Comedy of Errors (Sheffield)

Editorial Staff

Editorial Staff

| |

21 January 2011

The Comedy of Errors is Shakespeare’s purest farce, its galloping lunacy not deepened by the emotional sub-text of later, greater plays. Aegeon, the merchant of Syracuse condemned to death because his search for his son has taken him to the forbidden territory of Ephesus, begins the play with a noble tale of suffering, but after 10 minutes he is forgotten until the splendidly unlikely denouement. Essentially the play is about all the silly things that can happen to you if you arrive in a town where a long-term resident looks just like you and has the same name – and the same goes for the servants. Martinu would have made a dream opera of it; more earthily, Shakespeare prefers a crazy farce.

The essentials of a successful Comedy of Errors are pace, wit, precision and invention. Edward Hall’s production for Propeller, embarking on a six-month, five-country tour, has all these and is distinguished from the typical Comedy of Errors by two features. As always with Propeller, the cast is all-male. This is not done by picking beardless boys for the female parts; the other play on tour, Richard III, uses quite different actors in the cross-gender roles.
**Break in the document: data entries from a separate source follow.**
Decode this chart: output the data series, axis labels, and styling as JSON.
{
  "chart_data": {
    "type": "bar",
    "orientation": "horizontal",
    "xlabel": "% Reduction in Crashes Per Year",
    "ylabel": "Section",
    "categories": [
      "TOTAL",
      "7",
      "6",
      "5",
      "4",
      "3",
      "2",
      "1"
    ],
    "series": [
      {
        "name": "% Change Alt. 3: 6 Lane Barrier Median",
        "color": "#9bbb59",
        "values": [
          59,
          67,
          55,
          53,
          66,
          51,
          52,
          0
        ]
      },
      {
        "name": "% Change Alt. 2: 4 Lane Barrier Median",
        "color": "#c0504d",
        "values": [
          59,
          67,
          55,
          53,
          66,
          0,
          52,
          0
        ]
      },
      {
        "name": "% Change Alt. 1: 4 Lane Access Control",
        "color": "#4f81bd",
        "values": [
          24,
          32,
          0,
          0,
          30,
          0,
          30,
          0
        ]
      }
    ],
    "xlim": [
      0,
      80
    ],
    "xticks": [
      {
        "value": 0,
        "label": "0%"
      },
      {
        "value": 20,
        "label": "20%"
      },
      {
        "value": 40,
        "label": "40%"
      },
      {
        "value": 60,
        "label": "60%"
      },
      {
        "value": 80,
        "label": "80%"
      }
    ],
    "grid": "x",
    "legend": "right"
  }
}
So Robert Hands, striding manfully on his high heels, power-dressed in aggressively male-female mode, supplies a fiercely funny masculine commentary on the termagant wife. Even more interesting is David Newman, the demurely gentle sister with the instant power of a Martial Arts expert!

The second feature is the atmosphere of fiesta that permeates the whole evening. Long before curtain, football-shirt-clad drifters fill the square of a little Spanish town with music, while assorted layabouts accost the audience. Every time an actor is not in character, he reverts to this ensemble, supplying sound effects, music and an active audience for the characters. And this goes on into the interval, the cast singing for charity on the Circle stairs.
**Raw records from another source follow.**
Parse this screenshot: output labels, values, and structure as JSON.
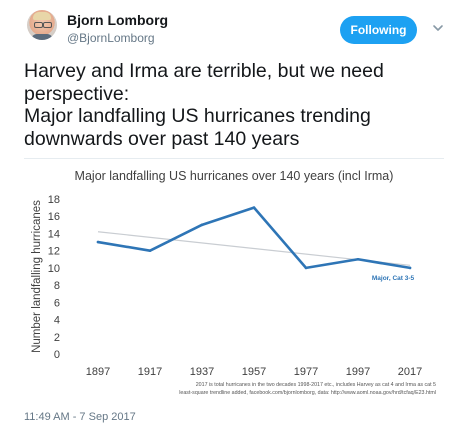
{
  "author": {
    "name": "Bjorn Lomborg",
    "handle": "@BjornLomborg",
    "avatar_icon": "avatar-icon"
  },
  "follow_button": {
    "label": "Following",
    "color": "#1da1f2"
  },
  "more_icon": "chevron-down-icon",
  "tweet": {
    "text": "Harvey and Irma are terrible, but we need perspective:\nMajor landfalling US hurricanes trending downwards over past 140 years",
    "timestamp": "11:49 AM - 7 Sep 2017"
  },
  "chart_data": {
    "type": "line",
    "title": "Major landfalling US hurricanes over 140 years (incl Irma)",
    "xlabel": "",
    "ylabel": "Number landfalling hurricanes",
    "x": [
      "1897",
      "1917",
      "1937",
      "1957",
      "1977",
      "1997",
      "2017"
    ],
    "ylim": [
      0,
      18
    ],
    "yticks": [
      "0",
      "2",
      "4",
      "6",
      "8",
      "10",
      "12",
      "14",
      "16",
      "18"
    ],
    "series": [
      {
        "name": "Major, Cat 3-5",
        "values": [
          13,
          12,
          15,
          17,
          10,
          11,
          10
        ],
        "color": "#2e75b6"
      }
    ],
    "trendline": {
      "start": 14.2,
      "end": 10.3,
      "color": "#c9cdd2"
    },
    "footnote_lines": [
      "2017 is total hurricanes in the two decades 1998-2017 etc., includes Harvey as cat 4 and Irma as cat 5",
      "least-square trendline added, facebook.com/bjornlomborg, data: http://www.aoml.noaa.gov/hrd/tcfaq/E23.html"
    ],
    "grid": false,
    "legend": "inline-right"
  }
}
The production style owes much to cartoon and circus, the latter reflected in Michael Pavenka’s colourful costumes and set. This is essentially an ensemble piece, but Dugald Bruce-Lockhart and Sam Swainsbury play the Antipholus twins with a light touch and impeccable timing, while the excellent Dromios are Richard Frame (wonderfully manic in the Greasy Nell speeches) and Jon Trenchard (who also contributes the wholly effective musical arrangements). And what of Dr. Pinch? These days the part is, seemingly inevitably, developed into a music-hall turn and Tony Bell’s hell-fire preacher from the Mid-West (of Lancashire) is definitely one of the more engaging.